Ağırlaştırılmış müebbet hapisten af yoluyla çıktığına hâlâ inanmakta zorluk çekiyorsun. Himota tarihinde bir ilk bu! İlk defa af altında suçlular salınıyor. Devrim niteliğinde bir karar bu! Düşünmeden edemiyor değilsin, arkaplanda tam olarak ne oldu? Teşkilat Başkanı, İmparator ve Konsey ile beraber bu kararı onayladığını söylemişti. Acaba aralarında nasıl bir görüşme gerçekleşti? Neyse, dikkatini önüne vermen gerek. Sen salındıktan sonra polisler seni evine götürdüler. Uzun zaman sonra evine dönmenin verdiği his paha biçilemezdi. Ne var ki, evinin hemen dışında hep nöbet tuttular. Fazla geçmeden de Gidinpese'ye doğru yola çıkardılar seni. Gidinpese çok iç açıcı bir yer. Şehir canla dolup taşıyor. Herkes geziyor, tozuyor, alışveriş yapıyor, çocuklar oyun oynuyorlar, gençler ve yetişkinler parklarda keyif yapıyorlar, doğal güzellikler mis mis! Buraya ilk defa geliyorsun. Bildiğin tek şey, Himota savaş sanatlarını sırtlayan yer olduğu. Bir de Tihami'ye sınırı olduğu. Sahi, etrafta da düzenli olarak Tihamili görüyorsun. Elçilik de buradaydı zaten, değil mi? Seni indirdikleri yer ise Gidinpese'nin yüreği oluyor. Himota'nın ünlü inleri karşındalar. Şahin İni, Kurt İni ve Yükseliş İni. Hepsinin hedefi farklı ama amaçları aynı. Üstünlük! Senin gibi birçoğunu getiren polisler hepinize bir açıklama yapıyor.

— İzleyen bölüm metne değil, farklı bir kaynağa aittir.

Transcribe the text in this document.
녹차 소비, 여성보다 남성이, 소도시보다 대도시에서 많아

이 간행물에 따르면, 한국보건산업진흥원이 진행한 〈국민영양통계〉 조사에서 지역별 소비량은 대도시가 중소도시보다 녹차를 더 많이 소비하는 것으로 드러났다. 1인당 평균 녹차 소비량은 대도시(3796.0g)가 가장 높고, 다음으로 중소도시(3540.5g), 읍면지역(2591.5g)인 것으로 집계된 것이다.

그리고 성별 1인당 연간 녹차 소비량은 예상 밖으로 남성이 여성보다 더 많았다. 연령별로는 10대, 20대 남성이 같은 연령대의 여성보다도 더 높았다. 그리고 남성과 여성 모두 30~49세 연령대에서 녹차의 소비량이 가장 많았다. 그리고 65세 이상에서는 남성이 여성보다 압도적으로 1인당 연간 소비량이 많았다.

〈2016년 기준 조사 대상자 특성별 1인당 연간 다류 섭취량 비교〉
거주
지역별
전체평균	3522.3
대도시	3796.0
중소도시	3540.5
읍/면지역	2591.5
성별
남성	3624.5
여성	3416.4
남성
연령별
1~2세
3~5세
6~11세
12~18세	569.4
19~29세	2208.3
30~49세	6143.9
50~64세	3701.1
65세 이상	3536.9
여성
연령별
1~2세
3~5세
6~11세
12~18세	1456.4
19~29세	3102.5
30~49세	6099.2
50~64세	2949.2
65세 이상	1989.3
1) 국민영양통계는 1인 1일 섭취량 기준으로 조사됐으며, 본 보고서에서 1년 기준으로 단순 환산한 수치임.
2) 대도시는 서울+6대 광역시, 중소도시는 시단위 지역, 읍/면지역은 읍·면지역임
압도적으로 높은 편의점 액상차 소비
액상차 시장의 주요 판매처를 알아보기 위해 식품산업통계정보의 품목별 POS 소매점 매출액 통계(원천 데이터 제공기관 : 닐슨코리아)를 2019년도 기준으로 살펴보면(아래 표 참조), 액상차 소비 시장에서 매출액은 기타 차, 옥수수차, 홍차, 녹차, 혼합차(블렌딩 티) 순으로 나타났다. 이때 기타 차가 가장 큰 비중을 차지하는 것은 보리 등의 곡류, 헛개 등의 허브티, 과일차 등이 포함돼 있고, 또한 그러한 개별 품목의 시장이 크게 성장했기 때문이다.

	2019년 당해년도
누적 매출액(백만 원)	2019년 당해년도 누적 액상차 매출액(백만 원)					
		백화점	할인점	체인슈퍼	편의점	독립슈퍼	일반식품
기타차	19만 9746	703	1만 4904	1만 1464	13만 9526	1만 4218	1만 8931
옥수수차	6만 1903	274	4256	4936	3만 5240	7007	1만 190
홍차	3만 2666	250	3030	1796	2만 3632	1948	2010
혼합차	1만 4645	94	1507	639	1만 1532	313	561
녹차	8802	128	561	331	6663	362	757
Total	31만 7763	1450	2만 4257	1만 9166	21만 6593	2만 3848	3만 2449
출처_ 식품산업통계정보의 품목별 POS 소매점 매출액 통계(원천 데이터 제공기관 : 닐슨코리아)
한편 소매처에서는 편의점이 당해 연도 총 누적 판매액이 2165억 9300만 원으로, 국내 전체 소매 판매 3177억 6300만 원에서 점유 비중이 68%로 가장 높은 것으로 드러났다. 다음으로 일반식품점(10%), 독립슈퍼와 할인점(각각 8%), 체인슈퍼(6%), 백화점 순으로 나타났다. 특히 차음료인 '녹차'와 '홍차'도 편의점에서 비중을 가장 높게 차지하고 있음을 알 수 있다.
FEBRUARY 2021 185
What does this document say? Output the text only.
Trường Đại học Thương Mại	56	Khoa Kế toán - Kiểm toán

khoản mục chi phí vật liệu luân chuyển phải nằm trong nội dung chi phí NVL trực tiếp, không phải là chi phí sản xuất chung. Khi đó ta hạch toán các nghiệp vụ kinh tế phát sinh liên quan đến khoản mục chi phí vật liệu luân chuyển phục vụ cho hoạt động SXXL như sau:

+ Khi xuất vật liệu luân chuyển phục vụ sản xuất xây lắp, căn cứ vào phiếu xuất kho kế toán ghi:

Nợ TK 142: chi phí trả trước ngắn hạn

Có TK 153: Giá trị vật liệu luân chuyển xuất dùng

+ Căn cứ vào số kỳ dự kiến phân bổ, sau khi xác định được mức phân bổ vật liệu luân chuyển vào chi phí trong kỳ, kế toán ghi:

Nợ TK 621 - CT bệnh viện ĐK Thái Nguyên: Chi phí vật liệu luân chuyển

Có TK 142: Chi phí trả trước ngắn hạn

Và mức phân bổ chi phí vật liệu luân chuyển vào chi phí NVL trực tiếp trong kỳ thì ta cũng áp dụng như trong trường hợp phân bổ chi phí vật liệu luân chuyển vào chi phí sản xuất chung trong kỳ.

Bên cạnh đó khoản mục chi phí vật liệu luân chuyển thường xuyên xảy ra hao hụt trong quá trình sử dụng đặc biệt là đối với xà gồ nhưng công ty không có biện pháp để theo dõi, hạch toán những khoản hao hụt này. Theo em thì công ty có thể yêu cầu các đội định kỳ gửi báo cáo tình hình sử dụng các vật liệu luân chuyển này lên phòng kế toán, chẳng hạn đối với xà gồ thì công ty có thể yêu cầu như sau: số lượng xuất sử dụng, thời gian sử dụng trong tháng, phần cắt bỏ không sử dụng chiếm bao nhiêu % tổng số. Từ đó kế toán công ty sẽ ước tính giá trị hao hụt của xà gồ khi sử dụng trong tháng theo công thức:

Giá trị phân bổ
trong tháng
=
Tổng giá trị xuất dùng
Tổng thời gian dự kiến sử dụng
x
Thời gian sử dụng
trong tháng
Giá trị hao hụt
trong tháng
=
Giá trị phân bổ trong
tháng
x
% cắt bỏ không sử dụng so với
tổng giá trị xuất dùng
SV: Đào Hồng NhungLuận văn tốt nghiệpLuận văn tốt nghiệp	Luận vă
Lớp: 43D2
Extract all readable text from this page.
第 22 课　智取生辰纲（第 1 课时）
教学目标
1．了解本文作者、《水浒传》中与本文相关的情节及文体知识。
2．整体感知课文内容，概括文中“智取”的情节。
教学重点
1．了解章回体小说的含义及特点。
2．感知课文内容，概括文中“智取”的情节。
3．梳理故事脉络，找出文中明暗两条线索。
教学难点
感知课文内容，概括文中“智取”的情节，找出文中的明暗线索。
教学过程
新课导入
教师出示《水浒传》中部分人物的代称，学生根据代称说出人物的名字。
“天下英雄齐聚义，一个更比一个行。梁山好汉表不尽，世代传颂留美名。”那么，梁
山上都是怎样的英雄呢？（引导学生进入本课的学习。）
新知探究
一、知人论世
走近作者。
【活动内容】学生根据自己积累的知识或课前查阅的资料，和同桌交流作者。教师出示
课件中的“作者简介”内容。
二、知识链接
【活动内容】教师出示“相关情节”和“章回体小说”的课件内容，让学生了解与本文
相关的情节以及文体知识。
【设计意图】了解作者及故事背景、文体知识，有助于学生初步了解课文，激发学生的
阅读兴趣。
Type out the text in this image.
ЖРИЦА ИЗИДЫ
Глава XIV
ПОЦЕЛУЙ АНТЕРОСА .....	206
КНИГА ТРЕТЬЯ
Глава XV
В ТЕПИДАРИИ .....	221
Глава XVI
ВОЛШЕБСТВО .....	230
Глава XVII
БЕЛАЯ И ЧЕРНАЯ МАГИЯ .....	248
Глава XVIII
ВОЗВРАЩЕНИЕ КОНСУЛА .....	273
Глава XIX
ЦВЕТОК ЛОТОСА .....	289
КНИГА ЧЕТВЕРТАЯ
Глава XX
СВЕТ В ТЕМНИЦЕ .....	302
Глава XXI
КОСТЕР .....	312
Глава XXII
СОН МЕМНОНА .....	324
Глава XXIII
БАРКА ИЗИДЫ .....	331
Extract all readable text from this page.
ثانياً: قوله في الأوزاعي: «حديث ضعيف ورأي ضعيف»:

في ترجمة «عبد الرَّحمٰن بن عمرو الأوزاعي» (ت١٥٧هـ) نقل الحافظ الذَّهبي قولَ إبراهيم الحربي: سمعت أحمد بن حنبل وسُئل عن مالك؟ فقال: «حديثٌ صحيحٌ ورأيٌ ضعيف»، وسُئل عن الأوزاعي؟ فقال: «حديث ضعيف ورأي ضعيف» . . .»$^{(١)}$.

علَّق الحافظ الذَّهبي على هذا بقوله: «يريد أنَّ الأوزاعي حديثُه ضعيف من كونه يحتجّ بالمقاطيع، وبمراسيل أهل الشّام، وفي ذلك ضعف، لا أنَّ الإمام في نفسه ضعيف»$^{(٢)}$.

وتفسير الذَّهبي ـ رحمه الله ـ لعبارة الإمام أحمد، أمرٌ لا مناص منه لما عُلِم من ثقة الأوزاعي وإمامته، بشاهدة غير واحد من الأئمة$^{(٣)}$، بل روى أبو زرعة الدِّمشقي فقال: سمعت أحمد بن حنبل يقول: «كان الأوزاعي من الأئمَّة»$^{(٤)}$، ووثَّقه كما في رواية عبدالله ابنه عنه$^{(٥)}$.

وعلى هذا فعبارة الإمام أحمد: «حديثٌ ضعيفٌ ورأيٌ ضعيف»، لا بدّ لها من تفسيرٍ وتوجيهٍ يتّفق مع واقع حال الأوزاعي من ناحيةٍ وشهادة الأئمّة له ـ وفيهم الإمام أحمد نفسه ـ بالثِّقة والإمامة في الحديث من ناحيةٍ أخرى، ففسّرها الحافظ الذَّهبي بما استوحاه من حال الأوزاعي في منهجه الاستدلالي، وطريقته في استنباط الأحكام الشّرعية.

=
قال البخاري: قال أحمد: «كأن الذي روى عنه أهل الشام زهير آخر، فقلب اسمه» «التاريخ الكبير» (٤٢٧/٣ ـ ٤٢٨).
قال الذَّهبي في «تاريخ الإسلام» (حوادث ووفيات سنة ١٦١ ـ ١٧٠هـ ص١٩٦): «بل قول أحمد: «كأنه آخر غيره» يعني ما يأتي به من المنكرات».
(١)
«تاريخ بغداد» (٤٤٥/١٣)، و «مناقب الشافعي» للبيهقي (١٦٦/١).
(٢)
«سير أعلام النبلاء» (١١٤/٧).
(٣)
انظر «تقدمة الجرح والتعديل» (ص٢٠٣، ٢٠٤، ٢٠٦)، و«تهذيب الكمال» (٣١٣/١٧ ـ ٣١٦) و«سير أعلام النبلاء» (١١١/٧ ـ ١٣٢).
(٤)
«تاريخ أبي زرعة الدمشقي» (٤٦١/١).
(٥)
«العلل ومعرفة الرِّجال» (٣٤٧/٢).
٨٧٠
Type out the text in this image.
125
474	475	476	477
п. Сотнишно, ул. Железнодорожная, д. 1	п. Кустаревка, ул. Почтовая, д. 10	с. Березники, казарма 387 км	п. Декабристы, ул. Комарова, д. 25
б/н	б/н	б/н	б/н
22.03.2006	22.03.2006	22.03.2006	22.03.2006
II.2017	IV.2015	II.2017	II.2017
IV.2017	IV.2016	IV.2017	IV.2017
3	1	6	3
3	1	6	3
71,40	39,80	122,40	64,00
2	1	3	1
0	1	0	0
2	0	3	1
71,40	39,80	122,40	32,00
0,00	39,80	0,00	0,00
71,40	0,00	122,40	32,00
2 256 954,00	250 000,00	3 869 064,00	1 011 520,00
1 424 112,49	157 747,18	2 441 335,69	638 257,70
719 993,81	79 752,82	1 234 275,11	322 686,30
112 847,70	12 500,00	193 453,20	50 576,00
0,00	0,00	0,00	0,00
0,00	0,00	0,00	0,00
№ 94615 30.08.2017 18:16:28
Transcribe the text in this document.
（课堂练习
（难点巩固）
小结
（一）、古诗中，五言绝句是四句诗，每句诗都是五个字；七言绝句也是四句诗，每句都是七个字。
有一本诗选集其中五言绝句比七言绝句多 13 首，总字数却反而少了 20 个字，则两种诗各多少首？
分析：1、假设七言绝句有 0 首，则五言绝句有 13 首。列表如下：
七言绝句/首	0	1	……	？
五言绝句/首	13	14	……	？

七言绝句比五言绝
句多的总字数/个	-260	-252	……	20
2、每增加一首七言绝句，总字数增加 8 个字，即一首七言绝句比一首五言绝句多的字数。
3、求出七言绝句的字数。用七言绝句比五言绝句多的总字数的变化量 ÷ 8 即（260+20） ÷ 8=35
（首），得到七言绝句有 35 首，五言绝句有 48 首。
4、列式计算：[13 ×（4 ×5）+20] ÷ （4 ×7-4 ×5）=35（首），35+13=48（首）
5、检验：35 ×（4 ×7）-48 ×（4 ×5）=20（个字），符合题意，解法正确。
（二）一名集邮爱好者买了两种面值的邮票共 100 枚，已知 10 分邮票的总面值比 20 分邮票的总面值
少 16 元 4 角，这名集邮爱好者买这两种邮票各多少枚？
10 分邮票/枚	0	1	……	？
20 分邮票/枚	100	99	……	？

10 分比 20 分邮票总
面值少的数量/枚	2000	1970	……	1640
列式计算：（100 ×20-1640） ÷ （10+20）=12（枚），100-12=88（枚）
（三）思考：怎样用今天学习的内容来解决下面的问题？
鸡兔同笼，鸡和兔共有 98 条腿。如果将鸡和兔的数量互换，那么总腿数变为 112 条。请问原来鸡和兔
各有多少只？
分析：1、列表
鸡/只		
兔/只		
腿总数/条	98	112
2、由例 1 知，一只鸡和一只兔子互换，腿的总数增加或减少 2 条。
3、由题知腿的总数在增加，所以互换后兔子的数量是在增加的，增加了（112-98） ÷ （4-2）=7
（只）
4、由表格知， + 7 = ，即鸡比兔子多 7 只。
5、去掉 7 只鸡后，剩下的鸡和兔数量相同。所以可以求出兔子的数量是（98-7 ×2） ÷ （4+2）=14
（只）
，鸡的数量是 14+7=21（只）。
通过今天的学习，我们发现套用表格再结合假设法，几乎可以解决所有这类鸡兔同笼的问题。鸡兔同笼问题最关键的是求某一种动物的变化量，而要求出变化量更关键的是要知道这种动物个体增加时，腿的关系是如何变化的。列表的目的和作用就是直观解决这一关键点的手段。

"Buraya yüreğinizi arındırmaya ve tekrar toplumun tek koruyucuları olmaya geldiniz. Size verilen bu mucizevi fırsatı iyi değerlendirin ve eskisinden çok daha iyi polisler olarak tekrar aramıza katılın. Sizin gibi nicelerine örnek teşkil edin. Kurtarıcı sizinle olsun!" Bu sözlerinden ardından ilk durağın Şahin İni oluyor.
ZINK! ZINK! ZINK! ZINK! ZINK!
İçeride bundan başka ses yok. Sadece okların saplanma sesi var. Adımlarını bile duymuyorsun. Etrafta duvarlara asılı uzun görseller ve Himota dilinde yazılar var. İnin sonundaki duvarda ise anlamını bilmediğin rün sembolleri uyum içinde, sanki bir şekil almışlar gibi duruyorlar. İnin sonuna vardığında. Yaşlı bir adam görüyorsun. Üzerinde rahat ve hava alan bir kıyafet var. Seni görünce sıcak bir gülümse ile karşına çıkıyor.
"Hoşgeldin, genç adam. Seni buraya hangi rüzgâr attı?" Sesinde bir yumuşaklık var ama çıkan her bir sözcük kusursuz vurguya sahip. Ardından arkandan gelenleri görüyor ve hafifçe gülüyor.
"Yeni yüzler görmek ne kadar güzel! Sizle beraber ben de genç olurum şimdi. Hehehehe!" Himota dilinde "Dikkat!" anlamına gelen bir komut kullanıyor ve herkes ok atmayı kesip bulunduğunuz yere geliyor. Üstat sizi tanıtıyor bir nevi
"Bu yeni gelen gençler kaybettiklerini kazanmaya geldiler. Onlarla iyi anlaşın. Sizler onların kıdemlileri sayılırsınız. Onlara öğretmekten çekinmeyin." Öğrenciler hep bir ağızdan "Hu!" dermişçesine bir ses çıkarıyorlar. Bu onay anlamına geliyor. Hepsi size duvarda asılı olan oklardan ve yaylardan birer ve beşer tane alıyorlar ve size dağıtıyorlar. İlk alıştırmanız on metre ötedeki bir hedefi vurmak. Hedef bir metre yetmiş santimetre uzunluğunda ve iki karıştan biraz fazla genişlikte, ahşaptan yapılma bir hedef. İnsana benzetilmiş. Üstat komut vermeye başlıyor.
"Yay tut! Ok çek! Yay ger! Nişan al! At!"
Off Topic
Esenlikler dilerim, bu konuda GM olarak ben, yani Hiperyus ile ilerleyeceksiniz. Pasiflik süresi 3 gündür. Sai Nopaodan isterse katılabilir.